Our evaluations of disaster, of loss, of suffering account for cultural relevance or capitalist value, but often miss one thing: humanity. As the death toll climbs and all many can seem to talk about is the marring of natural beauty or the stagnation of key industries, speaking of human loss with humanity can be hard to find.
Our neighbors deserve safety and salvation without loss of dignity. The trivialization of this horror through political speculation and economic ‘practicality’ is a crisis of common humanity. It is now bold to declare there is humanity beyond pastoral beauty. What more, that there is humanity beyond capitalist utilization.
Death is horror for the fact of death itself. Why do we mention the suffering of towns like Spruce Pine in terms only of what they offer to industry? Why do we mention Asheville only in terms of “leaf season” tourism? We must value life without the worth of its abstraction.

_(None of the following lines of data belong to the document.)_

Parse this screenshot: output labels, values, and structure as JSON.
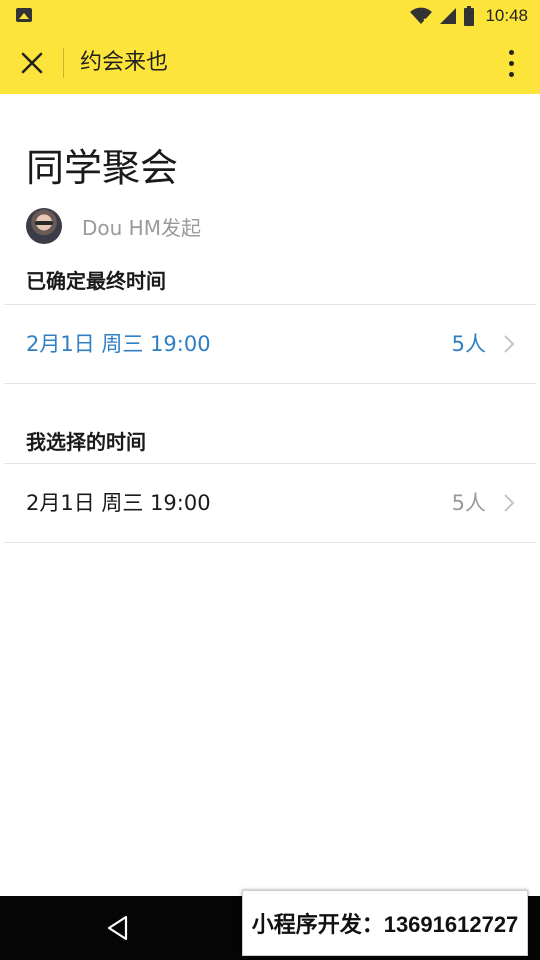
{
  "status_bar": {
    "time": "10:48",
    "icons": [
      "image-icon",
      "wifi-icon",
      "cell-signal-icon",
      "battery-icon"
    ]
  },
  "app_bar": {
    "title": "约会来也",
    "close_icon": "close-icon",
    "more_icon": "more-vert-icon",
    "background_color": "#fde43a"
  },
  "event": {
    "title": "同学聚会",
    "organizer": "Dou HM发起"
  },
  "sections": {
    "confirmed": {
      "heading": "已确定最终时间",
      "time": "2月1日 周三 19:00",
      "count": "5人",
      "accent_color": "#2f7fc4"
    },
    "mine": {
      "heading": "我选择的时间",
      "time": "2月1日 周三 19:00",
      "count": "5人"
    }
  },
  "nav_bar": {
    "back_icon": "nav-back-icon"
  },
  "watermark": {
    "text": "小程序开发：13691612727"
  }
}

The South’s tragedies can no longer be the prey of exploitation or patronization. Our South is people deserving of dignity in life and death, worth more than their occupation or voting status.
Appalachia is an indentured colossus, extracted materially and culturally by this nation.
Media outlets speak of the storm for its economic consequences. Politicos speculate electoral odds dependent on Americans’ loss of livelihood. Thousands of Appalachians have lost their homes, transportation, electricity and businesses; their personal suffering become political currency, to be spent by crass, nearly cruel, candidates. Is this how we value our fellow Americans’ lives? Are their lives worth only their impact on a bottom line or an exit poll?
Appalachians have seen loss. This land has seen every biblical strife: state violence, rampant poverty, devastating sickness and substance abuse and now environmental disaster. But these plagues are not inevitable, they are systemic. These afflictions are not intrinsic to the character and culture of those that suffer, rather only the product of years of occupation and extraction.
We have all extracted from Appalachia. As visitors, we extract the natural beauty and domestic tranquility at the expense of itself. As academics, we extract the folk art, tradition and knowledge of a people often without proper understanding. As industrialists, we extract underpaid labor, expertise of the people and the goods of the mountain itself. Thus, many see Appalachia’s humanity only in what we extract. For all that we extract, is there nothing that we can give?
What is asked of you is not much. At the very least, we can give dignity, respect and a helping hand. Through this, we declare the lives of our neighbors are worth every bit as much as a Wall Street broker or an ivory tower academic.